Press Release

The National Conference of State Legislatures’ Task Force on No Child Left Behind (NCLB) emerged today to urge an enormous step backwards in the nation’s efforts to close achievement gaps in public education.  While the report pays lip-service to the goal of closing achievement gaps, it fails to even acknowledge the deep-seated inequities in the public school systems for which these state legislators are responsible.

The historical record is too strong and the stakes are too high to turn back the clock on NCLB.  The law is not perfect, and it inevitably will be modified when it is reauthorized by Congress in 2007. In the meantime, state systems of public education need to change much more than NCLB needs to change.
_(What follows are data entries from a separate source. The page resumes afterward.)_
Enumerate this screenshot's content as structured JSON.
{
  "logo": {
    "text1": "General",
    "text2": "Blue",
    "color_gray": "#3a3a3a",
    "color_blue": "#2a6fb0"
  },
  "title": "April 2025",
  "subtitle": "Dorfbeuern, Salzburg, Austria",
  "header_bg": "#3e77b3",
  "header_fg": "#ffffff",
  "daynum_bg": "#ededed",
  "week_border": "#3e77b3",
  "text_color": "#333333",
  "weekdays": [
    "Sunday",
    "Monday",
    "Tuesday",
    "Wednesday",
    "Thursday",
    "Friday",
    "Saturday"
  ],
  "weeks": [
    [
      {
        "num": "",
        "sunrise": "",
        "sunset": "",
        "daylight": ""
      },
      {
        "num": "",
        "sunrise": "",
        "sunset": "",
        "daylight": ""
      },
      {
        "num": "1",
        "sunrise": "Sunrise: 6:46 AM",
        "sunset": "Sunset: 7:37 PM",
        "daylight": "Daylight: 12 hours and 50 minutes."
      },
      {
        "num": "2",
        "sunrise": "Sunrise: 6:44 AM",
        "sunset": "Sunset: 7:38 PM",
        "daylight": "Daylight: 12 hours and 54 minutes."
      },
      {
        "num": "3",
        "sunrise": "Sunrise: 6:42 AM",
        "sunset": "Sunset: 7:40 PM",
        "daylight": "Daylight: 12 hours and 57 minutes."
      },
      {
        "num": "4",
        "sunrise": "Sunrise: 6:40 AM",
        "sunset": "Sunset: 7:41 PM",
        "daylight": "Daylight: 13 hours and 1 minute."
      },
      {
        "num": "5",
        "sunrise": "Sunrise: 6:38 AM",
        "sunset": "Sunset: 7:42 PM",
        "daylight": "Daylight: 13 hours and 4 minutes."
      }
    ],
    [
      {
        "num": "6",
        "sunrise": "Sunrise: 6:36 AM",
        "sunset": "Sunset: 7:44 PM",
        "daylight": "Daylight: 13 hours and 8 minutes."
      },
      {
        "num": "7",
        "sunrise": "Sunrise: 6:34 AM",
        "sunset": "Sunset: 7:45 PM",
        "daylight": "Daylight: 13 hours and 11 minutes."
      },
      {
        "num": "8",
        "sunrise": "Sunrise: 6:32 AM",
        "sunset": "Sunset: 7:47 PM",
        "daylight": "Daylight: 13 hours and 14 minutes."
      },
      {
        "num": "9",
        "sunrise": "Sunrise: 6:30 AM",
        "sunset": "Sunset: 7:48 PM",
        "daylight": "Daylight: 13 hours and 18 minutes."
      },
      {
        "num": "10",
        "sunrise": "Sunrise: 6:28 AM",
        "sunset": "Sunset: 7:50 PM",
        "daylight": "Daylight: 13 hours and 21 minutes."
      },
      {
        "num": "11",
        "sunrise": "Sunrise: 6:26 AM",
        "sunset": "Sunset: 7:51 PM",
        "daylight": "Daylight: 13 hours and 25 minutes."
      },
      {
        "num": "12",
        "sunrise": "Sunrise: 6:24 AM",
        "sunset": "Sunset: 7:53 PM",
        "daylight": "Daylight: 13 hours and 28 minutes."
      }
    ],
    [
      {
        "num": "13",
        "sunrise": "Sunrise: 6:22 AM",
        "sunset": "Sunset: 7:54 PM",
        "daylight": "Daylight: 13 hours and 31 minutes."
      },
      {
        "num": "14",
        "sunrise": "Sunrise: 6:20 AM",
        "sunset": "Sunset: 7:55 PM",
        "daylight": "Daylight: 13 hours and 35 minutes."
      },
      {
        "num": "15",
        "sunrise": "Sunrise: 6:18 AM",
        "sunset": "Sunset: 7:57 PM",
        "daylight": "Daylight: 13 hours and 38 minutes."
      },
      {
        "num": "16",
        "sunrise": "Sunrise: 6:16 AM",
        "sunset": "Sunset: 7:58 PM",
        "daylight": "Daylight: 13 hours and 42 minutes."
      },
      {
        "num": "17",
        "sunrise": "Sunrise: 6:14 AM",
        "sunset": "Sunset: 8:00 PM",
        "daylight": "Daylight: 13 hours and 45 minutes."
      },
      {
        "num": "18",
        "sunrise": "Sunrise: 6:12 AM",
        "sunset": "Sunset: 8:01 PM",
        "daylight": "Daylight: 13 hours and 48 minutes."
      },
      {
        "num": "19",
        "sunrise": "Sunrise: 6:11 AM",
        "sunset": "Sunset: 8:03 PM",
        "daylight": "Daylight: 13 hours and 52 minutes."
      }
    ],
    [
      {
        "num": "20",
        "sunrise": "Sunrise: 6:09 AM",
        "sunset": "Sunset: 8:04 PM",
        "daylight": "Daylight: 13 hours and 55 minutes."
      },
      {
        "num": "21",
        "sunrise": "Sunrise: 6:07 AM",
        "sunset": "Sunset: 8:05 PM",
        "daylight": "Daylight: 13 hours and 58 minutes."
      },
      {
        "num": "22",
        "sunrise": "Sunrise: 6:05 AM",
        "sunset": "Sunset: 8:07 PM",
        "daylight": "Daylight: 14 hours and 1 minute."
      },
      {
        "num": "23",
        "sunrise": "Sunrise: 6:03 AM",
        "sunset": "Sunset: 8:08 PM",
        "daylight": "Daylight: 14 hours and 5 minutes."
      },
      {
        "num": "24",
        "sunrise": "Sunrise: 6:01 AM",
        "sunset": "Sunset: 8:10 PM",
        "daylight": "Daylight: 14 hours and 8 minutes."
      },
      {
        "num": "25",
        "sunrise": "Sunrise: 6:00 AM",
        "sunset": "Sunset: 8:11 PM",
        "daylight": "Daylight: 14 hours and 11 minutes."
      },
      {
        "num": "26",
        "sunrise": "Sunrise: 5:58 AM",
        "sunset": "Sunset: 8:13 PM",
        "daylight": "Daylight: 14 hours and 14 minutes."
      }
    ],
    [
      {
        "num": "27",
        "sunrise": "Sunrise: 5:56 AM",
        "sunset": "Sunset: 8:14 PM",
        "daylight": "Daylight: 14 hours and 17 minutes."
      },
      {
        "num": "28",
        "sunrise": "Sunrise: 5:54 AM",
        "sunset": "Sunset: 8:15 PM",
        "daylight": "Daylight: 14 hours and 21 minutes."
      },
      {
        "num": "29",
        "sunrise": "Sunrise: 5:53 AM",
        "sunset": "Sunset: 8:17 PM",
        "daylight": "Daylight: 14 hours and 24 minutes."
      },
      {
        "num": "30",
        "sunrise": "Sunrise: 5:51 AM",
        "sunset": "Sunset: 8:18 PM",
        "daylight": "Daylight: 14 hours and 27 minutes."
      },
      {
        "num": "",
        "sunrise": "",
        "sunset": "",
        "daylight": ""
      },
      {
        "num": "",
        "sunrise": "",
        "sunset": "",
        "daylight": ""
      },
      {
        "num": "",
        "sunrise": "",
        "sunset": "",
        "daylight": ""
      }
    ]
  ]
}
Rather than talk candidly about the challenges to equity in public education, NCSL defends state systems that for too long have neglected the needs of students, particularly children of color and those from low-income families.  The task force report shamelessly argues that states were doing a fine job educating children before NCLB was enacted.  But the evidence says otherwise.

The gaps that separate poor and minority children from their peers actually widened in the 1990s, showing that state accountability systems adopted during this decade weren’’t sufficient to close gaps across the country. In fact, many states did not even report data on achievement gaps, and most state systems did not focus on closing these gaps. As a result, by 2003, roughly six in 10 African American and Latino fourth-graders could not read at even the basic level on the National Assessment of Educational Progress. Nationally, African American and Latino 17-year-olds read and do math at roughly the same level as White 13-year-olds.

These children and this nation cannot afford further delay.  To confront these large and growing achievement gaps, NCLB calls on policymakers and educators to significantly change their practices – from distributing teachers more fairly to ensuring that all children have access to a rigorous curriculum. We know these changes must happen to close gaps.

We must tackle these issues head-on, with an accountability system that holds systems of public education responsible for educating all students. Legislators need to turn their time, energy and resources to help schools do this important work, rather than try to dismantle the best tool the nation has to help these students.